Aquila is right about another thing--it can be hard, hard work, but not a semester goes by when I don't realize that I LOVE THIS JOB.
Bad JuJu: Team TE Bianchista
"The road to hell is paved with works-in-progress." -Roth
Read my blog: Works in Progress
anyone currently in grad school who needs moral support -or- anyone considering grad school and wants a realistic idea of what it's like should read phd comics:
www.phdcomics.com
...and now i'm going to procrastinate working on a fellowship application by reading bike snob and TE posts :-)
...never met a bike that I didn't wanna ride.
I heard that Jorge Cham was astounded and amused because people told him that his comics actually inspired them to GO to grad school. Hello?? He's realistically depicting grad school as living hell. This is inspiring?
I am glad to see he's added a postdoc to the cast (Mike Slackernerny's new job). I was afraid postdoc life was too depressing to make fun of.
I find it interested that Micella de Whyse (blogger on Sciencecareers.org) is leaving her first postdoc and academia right now.

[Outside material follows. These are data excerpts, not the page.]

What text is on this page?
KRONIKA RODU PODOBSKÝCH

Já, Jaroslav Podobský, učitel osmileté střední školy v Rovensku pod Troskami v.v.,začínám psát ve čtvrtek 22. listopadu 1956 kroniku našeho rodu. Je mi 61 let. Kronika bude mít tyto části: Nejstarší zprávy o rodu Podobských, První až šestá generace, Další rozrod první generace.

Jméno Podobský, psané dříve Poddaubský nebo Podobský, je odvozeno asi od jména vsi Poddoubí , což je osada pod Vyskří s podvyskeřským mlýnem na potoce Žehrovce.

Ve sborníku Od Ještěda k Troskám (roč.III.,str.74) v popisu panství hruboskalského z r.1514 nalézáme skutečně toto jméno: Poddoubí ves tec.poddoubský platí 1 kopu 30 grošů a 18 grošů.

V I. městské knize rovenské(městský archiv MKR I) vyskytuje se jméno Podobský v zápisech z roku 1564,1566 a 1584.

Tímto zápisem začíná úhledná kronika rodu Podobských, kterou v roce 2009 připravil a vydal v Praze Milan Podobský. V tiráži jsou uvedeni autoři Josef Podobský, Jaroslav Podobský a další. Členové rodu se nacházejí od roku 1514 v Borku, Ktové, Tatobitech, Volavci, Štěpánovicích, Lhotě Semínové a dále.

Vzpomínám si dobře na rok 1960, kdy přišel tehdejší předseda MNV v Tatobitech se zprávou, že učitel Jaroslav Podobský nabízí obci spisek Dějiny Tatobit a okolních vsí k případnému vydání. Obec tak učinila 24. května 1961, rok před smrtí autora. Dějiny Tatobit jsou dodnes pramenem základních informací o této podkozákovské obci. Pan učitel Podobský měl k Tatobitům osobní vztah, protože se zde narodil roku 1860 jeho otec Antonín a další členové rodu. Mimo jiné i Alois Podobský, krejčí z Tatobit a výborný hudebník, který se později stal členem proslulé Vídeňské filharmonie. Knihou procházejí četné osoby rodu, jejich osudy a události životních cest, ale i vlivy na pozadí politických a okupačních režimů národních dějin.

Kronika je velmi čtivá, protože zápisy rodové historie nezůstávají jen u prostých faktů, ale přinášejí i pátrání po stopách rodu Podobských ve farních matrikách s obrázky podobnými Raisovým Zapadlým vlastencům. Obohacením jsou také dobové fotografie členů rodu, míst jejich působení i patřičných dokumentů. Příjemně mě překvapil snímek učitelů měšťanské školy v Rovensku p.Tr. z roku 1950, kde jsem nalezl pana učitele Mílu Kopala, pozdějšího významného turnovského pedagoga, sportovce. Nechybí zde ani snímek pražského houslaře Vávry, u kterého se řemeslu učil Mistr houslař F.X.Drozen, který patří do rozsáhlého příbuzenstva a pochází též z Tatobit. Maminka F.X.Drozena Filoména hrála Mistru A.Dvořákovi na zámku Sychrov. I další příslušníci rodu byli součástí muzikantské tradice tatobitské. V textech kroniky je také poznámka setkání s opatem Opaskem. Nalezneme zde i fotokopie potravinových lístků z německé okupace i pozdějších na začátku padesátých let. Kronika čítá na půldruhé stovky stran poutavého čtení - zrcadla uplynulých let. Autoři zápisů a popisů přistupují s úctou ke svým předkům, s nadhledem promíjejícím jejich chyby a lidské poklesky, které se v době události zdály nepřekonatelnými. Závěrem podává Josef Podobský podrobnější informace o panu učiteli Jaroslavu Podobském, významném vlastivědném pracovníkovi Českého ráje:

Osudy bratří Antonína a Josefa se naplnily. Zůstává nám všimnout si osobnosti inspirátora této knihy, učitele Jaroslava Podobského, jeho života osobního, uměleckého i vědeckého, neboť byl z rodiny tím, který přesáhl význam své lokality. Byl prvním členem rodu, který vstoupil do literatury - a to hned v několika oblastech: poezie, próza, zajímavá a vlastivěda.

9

Um... if you love to teach... it can be hard to find a U where that's at all valued.
(Trying not to let my community college biases get too obvious here)

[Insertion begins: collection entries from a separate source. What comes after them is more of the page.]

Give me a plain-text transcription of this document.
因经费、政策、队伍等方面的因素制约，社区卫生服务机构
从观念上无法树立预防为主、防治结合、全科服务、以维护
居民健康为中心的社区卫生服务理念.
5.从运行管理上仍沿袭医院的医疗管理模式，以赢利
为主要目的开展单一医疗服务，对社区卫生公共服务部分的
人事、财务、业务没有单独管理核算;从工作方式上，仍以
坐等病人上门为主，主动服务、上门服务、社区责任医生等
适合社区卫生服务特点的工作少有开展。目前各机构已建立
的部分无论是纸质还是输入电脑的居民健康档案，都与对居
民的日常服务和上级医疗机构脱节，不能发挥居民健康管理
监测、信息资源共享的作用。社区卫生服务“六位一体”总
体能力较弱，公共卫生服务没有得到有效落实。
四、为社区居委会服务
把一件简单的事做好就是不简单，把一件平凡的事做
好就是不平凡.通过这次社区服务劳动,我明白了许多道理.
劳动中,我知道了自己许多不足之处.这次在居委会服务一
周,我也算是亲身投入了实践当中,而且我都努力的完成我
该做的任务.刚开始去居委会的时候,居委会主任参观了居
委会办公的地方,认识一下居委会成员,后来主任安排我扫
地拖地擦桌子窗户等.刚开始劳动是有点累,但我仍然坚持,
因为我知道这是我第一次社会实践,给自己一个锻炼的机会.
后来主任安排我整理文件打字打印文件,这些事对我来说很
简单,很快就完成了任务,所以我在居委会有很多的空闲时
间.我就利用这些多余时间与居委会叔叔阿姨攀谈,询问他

I also recall Herr McNabb, in my freshman year, who did *not* like it when people slipped and called him Dr. McNabb. Mr. was fine - but he considered it an honor to have gotten a teaching position without a PhD.

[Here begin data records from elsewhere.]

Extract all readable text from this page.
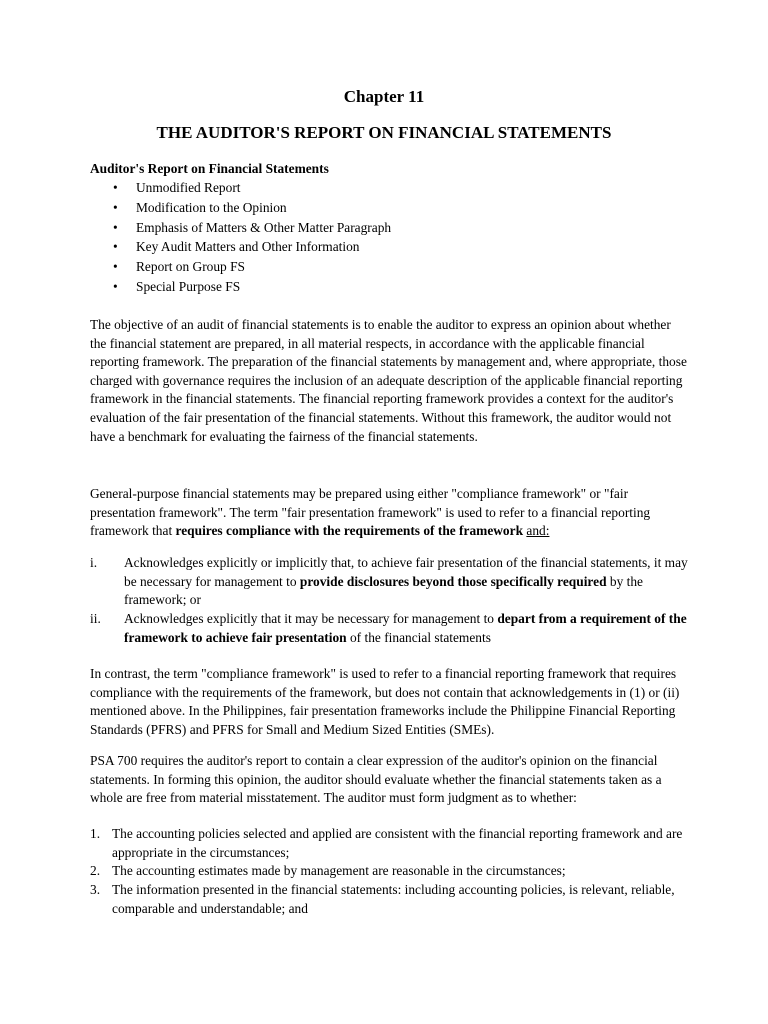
Chapter 11
THE AUDITOR'S REPORT ON FINANCIAL STATEMENTS

Auditor's Report on Financial Statements

• Unmodified Report
• Modification to the Opinion
• Emphasis of Matters & Other Matter Paragraph
• Key Audit Matters and Other Information
• Report on Group FS
• Special Purpose FS

The objective of an audit of financial statements is to enable the auditor to express an opinion about whether the financial statement are prepared, in all material respects, in accordance with the applicable financial reporting framework. The preparation of the financial statements by management and, where appropriate, those charged with governance requires the inclusion of an adequate description of the applicable financial reporting framework in the financial statements. The financial reporting framework provides a context for the auditor's evaluation of the fair presentation of the financial statements. Without this framework, the auditor would not have a benchmark for evaluating the fairness of the financial statements.

General-purpose financial statements may be prepared using either "compliance framework" or "fair presentation framework". The term "fair presentation framework" is used to refer to a financial reporting framework that requires compliance with the requirements of the framework and:

i. Acknowledges explicitly or implicitly that, to achieve fair presentation of the financial statements, it may be necessary for management to provide disclosures beyond those specifically required by the framework; or
ii. Acknowledges explicitly that it may be necessary for management to depart from a requirement of the framework to achieve fair presentation of the financial statements

In contrast, the term "compliance framework" is used to refer to a financial reporting framework that requires compliance with the requirements of the framework, but does not contain that acknowledgements in (1) or (ii) mentioned above. In the Philippines, fair presentation frameworks include the Philippine Financial Reporting Standards (PFRS) and PFRS for Small and Medium Sized Entities (SMEs).

PSA 700 requires the auditor's report to contain a clear expression of the auditor's opinion on the financial statements. In forming this opinion, the auditor should evaluate whether the financial statements taken as a whole are free from material misstatement. The auditor must form judgment as to whether:

1. The accounting policies selected and applied are consistent with the financial reporting framework and are appropriate in the circumstances;
2. The accounting estimates made by management are reasonable in the circumstances;
3. The information presented in the financial statements: including accounting policies, is relevant, reliable, comparable and understandable; and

I had a difficult meeting with my boss today. To recap:
When I told him I was not going to North Dakota with him, he all but threatened to sabatoge my career. I believe he got carried away and went further than he intended with what he was saying, but I wasn't sure exactly what he meant.
When I asked to continue the current study, he flat out said "I will not give any money to MU after I leave". Which meant the research program I had worked so hard to develop and which I intended to use as the basis of job applications for the future was dead.
I thought that was the end, but another prof suggested I talk to the dept. I didn't tell my boss I was doing that because I wasn't sure if his refusal was a stab at my career, a stab at MU, or some other reason. If the dept was a potential source of bridge funding, why hadn't my boss suggested it? Why the flat-out refusal and no effort to work with me to find another solution?
Today I got an initial favorable response from the dept, followed up with instructions to talk to my boss. I thought it was likely he would be angry that I'd gone behind his back. I was angry too. It was a difficult meeting, I like to say an animated discussion (a bit of an understatement), but we cleared the air. He was upset and believed I had acted unprofessionally although he was willing to consider that perhaps I was in survival mode. I had a whole lot of accusations about his behavior which I flung right back at him and...
amazingly, he apologized. He explained why it wasn't possible for him to fund my rats even if he wanted to, and that he didn't make an effort to find another solution because he didn't think it through.